The synthesis of deuterated mosapride citrate has been reported: The cyclization of N-(4-fluorobenzyl)ethanolamine (I) with 2-chloroacrylonitrile (II) in ethyl ether gives 4-(4-fluorobenzyl)morpholine-2-carbonitrile (III), which is submitted to alcoholysis with ethanol and H2SO4, yielding the corresponding ethyl ester (IV). The reduction of (IV) with deuterated sodium borohydride (NaBD4) in THF affords the deuterated hydroxymethyl derivative (V), which is condensed with phthalimide (VI) by means of triphenylphosphine and dimethyl azodicarboxylate (AZDC) in THF to give the N-substituted phthalimide (VII). The cleavage of (VII) with hydrazine hydrate in refluxing ethanol yields the deuterated methylamine derivative (VIII), which is finally condensed with 4-amino-5-chloro-2-ethoxybenzoic acid (IX) by means of 1-ethyl-3-[3-(dimethylamino)propyl]carbodiimide (EDCD) in dichloromethane, and treated with citric acid in the usual way.

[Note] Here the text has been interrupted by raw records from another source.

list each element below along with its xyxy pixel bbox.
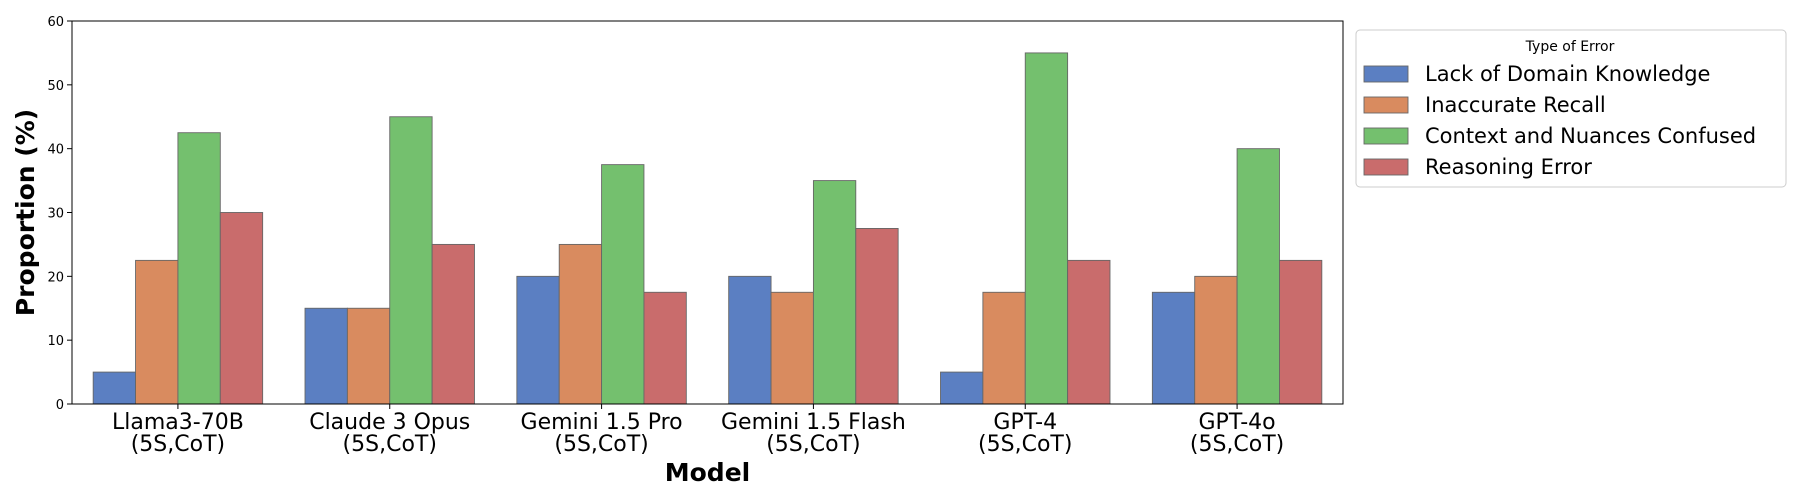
- x-tick-label: GPT-4 (5S,CoT): [978, 410, 1072, 457]
- bar: [431, 243, 475, 405]
- x-tick-label-line: Gemini 1.5 Pro: [521, 410, 683, 435]
- x-tick-label-line: (5S,CoT): [131, 432, 225, 457]
- y-tick-label: 60: [47, 15, 64, 30]
- legend-swatch: [1363, 158, 1409, 176]
- bar: [219, 212, 264, 405]
- bar: [516, 275, 560, 405]
- bars-layer: [92, 52, 1323, 405]
- x-tick-label-line: GPT-4: [993, 410, 1057, 435]
- legend-label: Inaccurate Recall: [1425, 93, 1606, 117]
- legend-label: Reasoning Error: [1425, 155, 1592, 179]
- legend-box: [1355, 29, 1787, 188]
- bar: [1194, 275, 1238, 405]
- bar: [812, 180, 857, 405]
- y-tick-label: 20: [47, 270, 64, 285]
- x-tick-label: Gemini 1.5 Pro (5S,CoT): [521, 410, 683, 457]
- x-tick-label-line: (5S,CoT): [554, 432, 648, 457]
- legend-label: Context and Nuances Confused: [1425, 124, 1756, 148]
- x-tick-label: Gemini 1.5 Flash (5S,CoT): [721, 410, 906, 457]
- bar: [346, 307, 391, 405]
- x-axis-ticks: Llama3-70B (5S,CoT)Claude 3 Opus (5S,CoT)G…: [112, 404, 1284, 457]
- x-tick-label-line: (5S,CoT): [766, 432, 860, 457]
- legend: Type of Error Lack of Domain Knowledge In…: [1355, 29, 1787, 188]
- x-tick-label: Claude 3 Opus (5S,CoT): [309, 410, 470, 457]
- y-axis-title: Proportion (%): [11, 109, 40, 316]
- y-tick-label: 0: [56, 398, 64, 413]
- bar: [728, 275, 772, 405]
- bar: [135, 259, 179, 405]
- bar: [389, 116, 433, 405]
- x-tick-label-line: Gemini 1.5 Flash: [721, 410, 906, 435]
- legend-label: Lack of Domain Knowledge: [1425, 62, 1710, 86]
- bar: [601, 164, 645, 405]
- y-tick-label: 30: [47, 207, 64, 222]
- bar: [770, 291, 814, 405]
- x-tick-label-line: Llama3-70B: [112, 410, 244, 435]
- bar: [558, 243, 603, 405]
- bar: [855, 228, 899, 405]
- y-axis-ticks: 0 10 20 30 40 50 60: [47, 15, 72, 413]
- y-tick-label: 50: [47, 79, 64, 94]
- x-axis-title: Model: [665, 458, 750, 487]
- bar: [177, 132, 221, 405]
- legend-title: Type of Error: [1525, 39, 1615, 55]
- bar: [1151, 291, 1196, 405]
- legend-items: Lack of Domain Knowledge Inaccurate Recal…: [1363, 62, 1756, 179]
- bar: [304, 307, 348, 405]
- x-tick-label-line: (5S,CoT): [343, 432, 437, 457]
- y-tick-label: 40: [47, 143, 64, 158]
- x-tick-label-line: GPT-4o: [1199, 410, 1276, 435]
- x-tick-label: GPT-4o (5S,CoT): [1190, 410, 1284, 457]
- bar: [1236, 148, 1280, 405]
- x-tick-label-line: (5S,CoT): [978, 432, 1072, 457]
- legend-swatch: [1363, 127, 1409, 145]
- bar: [940, 371, 984, 405]
- x-tick-label: Llama3-70B (5S,CoT): [112, 410, 244, 457]
- bar: [1278, 259, 1323, 405]
- x-tick-label-line: Claude 3 Opus: [309, 410, 470, 435]
- bar: [1024, 52, 1069, 405]
- x-tick-label-line: (5S,CoT): [1190, 432, 1284, 457]
- bar: [1067, 259, 1111, 405]
- bar: [92, 371, 136, 405]
- legend-swatch: [1363, 65, 1409, 83]
- bar: [643, 291, 687, 405]
- y-tick-label: 10: [47, 334, 64, 349]
- legend-swatch: [1363, 96, 1409, 114]
- bar: [982, 291, 1026, 405]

Two minor metabolites of mosapride 4-amino-5-chloro-2-ethoxy-3-hydroxy-N-(5-oxo-2-morpholinylmethyl)benzamide (A) and 4-amino-5-chloro-2-ethoxy-3-hydroxy-N-(2-morpholinylmethyl)benzamide (B) have been synthesized as follows: 1) The alkylation of 2,3-dihydroxybenzaldehyde (I) with NaH and ethyl iodide in DMSO gives 2-ethoxy-3-hydroxybenzaldehyde (II), which is nitrated with HNO3 in acetic acid yielding 2-ethoxy-3-hydroxy-4-nitrobenzaldehyde (III). The oxidation of (III) with AgNO3 in methanol/water affords the expected benzoic acid (IV), which is condensed with 2-(aminomethyl)morpholin-5-one (V) by means of carbonyldiimidazole (CDI) in THF giving the corresponding benzamide (VI). The hydrogenation of the nitro group of (VI) with H2 over Pd/C in aqueous ethanol yields 4-amino-2-ethoxy-3-hydroxy-N-(5-oxo-2-morpholinylmethyl)benzamide (VII), which is finally chlorinated to the metabolite (A) with N-chlorosuccinimide in hot DMF. 2) The reaction of the benzoic acid (IV) with SOCl2 in refluxing dichloromethane gives the corresponding acyl chloride (VIII), which is condensed with 2-(aminomethyl)-4-(4-fluorobenzyl)morpholine (IX) by means of triethylamine in dichloromethane to yield the expected amide (X). The debenzylation of (X) with 1-chloroethyl chloroformate (ACE-Cl) and reprotection with di-tert-butyl carbonate affords N-[4-(tert-butoxycarbonyl)morpholin-2-ylmethyl]-2-ethoxy-3-hydroxy-4-nitrobenzamide (XI), which is submitted to a reductive acetylation (H2 over Pd/C in acetic anhydride) giving 4-acetamido-N-[4-(tert-butoxycarbonyl)morpholin-2-ylmethyl]-2-ethoxy-3-hydroxybenzamide (XII). The chlorination of (XII) with N-chlorosuccinimide (NCS) in chloroform/DMS yields the corresponding 5-chlorobenzamide (XIII), which is finally deprotected with refluxing aqueous HCl to afford metabolite (B).